Memang dalam sejarah ada terjadi proses dialektis seperti misalnya kolonialisme Inggris di benua baru sebagai these, revolusi kemerdekaan Amerika sebagai anti-these dan berdirinya USA sebagai synthese, namun sesudahnya itu USA sebagai negara kapitalis sebagai these, lalu mana anti-thesenya yaitu kaum proletar yang akan menghasilkan synthese terakhir berupa masyarakat tak berkelas? Tidak sampai dalam benak Marx dan Engels tentang beragamnya orang-orang dalam tahap perkembangan ekonomi yang sama, sepenti ras, agama dan kebangsaan. Marx dan Engels tidak memperhitungkan personalitas manusia. Adalah suatu fakta bahwa sejarah tidak pernah dapat ditafsirkan seluruhnya dengan teori wetenshappelijke socialisme Marx dan Engels yang bertumpu pada paradigma filsafat historische materialisme.

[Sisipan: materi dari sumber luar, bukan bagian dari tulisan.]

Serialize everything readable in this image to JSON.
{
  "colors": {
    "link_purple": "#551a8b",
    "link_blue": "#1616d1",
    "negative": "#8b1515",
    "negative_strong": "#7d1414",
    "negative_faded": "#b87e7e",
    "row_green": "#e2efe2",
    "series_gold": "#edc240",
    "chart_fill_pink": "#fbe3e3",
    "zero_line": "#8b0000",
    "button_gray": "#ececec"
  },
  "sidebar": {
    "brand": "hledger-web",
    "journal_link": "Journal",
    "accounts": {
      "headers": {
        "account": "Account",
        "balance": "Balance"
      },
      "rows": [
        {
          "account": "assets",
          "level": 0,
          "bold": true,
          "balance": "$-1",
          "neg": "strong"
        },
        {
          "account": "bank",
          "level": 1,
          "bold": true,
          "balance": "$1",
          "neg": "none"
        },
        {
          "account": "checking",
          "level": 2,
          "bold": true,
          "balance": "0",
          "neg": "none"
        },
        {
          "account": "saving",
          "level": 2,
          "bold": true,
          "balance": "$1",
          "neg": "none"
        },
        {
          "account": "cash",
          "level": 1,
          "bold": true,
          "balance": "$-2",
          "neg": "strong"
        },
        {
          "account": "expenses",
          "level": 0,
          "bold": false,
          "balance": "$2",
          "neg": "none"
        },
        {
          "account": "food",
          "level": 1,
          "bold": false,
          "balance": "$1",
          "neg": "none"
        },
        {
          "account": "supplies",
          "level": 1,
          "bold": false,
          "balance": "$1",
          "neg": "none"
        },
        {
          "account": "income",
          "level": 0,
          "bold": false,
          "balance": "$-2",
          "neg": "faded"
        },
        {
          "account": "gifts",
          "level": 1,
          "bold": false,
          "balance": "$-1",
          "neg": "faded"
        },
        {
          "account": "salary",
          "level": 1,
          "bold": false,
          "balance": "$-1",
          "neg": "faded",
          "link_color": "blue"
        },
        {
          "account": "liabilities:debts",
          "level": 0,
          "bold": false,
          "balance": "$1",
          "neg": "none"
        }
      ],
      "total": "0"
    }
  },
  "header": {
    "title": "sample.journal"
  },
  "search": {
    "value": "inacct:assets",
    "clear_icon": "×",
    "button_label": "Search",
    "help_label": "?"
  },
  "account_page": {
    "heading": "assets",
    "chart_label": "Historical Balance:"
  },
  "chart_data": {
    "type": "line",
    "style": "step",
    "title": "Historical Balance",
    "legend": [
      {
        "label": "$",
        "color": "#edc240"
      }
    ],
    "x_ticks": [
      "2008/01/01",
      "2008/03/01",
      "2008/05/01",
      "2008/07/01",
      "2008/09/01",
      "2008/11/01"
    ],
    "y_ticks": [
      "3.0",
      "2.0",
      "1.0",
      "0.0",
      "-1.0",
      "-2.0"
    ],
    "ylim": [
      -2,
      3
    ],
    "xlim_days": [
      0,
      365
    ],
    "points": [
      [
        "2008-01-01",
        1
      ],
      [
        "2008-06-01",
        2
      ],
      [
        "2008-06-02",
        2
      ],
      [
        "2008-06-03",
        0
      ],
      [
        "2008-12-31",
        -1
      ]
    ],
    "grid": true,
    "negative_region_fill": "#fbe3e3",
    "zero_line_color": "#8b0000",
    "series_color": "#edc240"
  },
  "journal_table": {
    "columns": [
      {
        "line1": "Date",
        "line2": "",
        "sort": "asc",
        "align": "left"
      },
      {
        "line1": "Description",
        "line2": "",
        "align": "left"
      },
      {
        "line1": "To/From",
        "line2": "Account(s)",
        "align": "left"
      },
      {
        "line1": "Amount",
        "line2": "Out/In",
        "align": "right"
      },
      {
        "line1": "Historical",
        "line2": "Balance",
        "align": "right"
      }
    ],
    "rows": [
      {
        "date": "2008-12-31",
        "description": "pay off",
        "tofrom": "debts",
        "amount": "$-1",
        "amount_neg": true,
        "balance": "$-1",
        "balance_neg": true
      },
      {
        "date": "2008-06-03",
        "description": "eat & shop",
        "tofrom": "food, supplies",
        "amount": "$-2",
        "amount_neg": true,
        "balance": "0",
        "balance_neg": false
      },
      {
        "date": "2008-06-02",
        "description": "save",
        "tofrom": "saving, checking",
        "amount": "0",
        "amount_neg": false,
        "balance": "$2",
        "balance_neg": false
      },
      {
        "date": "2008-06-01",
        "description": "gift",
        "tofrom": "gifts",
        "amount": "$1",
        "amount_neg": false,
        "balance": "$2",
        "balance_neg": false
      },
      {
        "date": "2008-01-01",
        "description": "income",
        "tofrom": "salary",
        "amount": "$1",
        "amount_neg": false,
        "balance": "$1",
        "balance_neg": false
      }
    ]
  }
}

Alhasil kegagalan komunisme di Uni Sovyet bukanlah karena Leninisme dan Stalinisme melulu, karena keduanya adalah sub-sistem dari Marxisme dalam hal diktator proletar. Kegagalan komunisme di Uni Sovyet, adalah kegagalan Marxisme. Paradigma historische materialisme invalid dalam mentafsirkan sejarah. Karena paradigma itu invalid, seluruh bangunan teori yang bertumpu pada paradigma tersebut menjadi ambruk, antara lain masyarakat tak berkelas, diktator proletar dan nilai surplus. Pelurusan Mardiadi Amin menjadikan persepsi Marxisme dari Hamka Haq yang telah lurus, malahan menjadi bengkok. Paradigma historische materialisme tempat wetenshappelijke sosialisme bertumpu, sesungguhnya bathil.

-- AN ALBATHL KAN ZHWK (S. BNY ASRAaYl, 17:81), dibaca: innal ba-thila ka-na
zahu-ka (s. bani- isra-i-l), artinya: Sesungguhnya yang bathil itu niscaya lenyap. WaLlahu a'lamu bisshawab.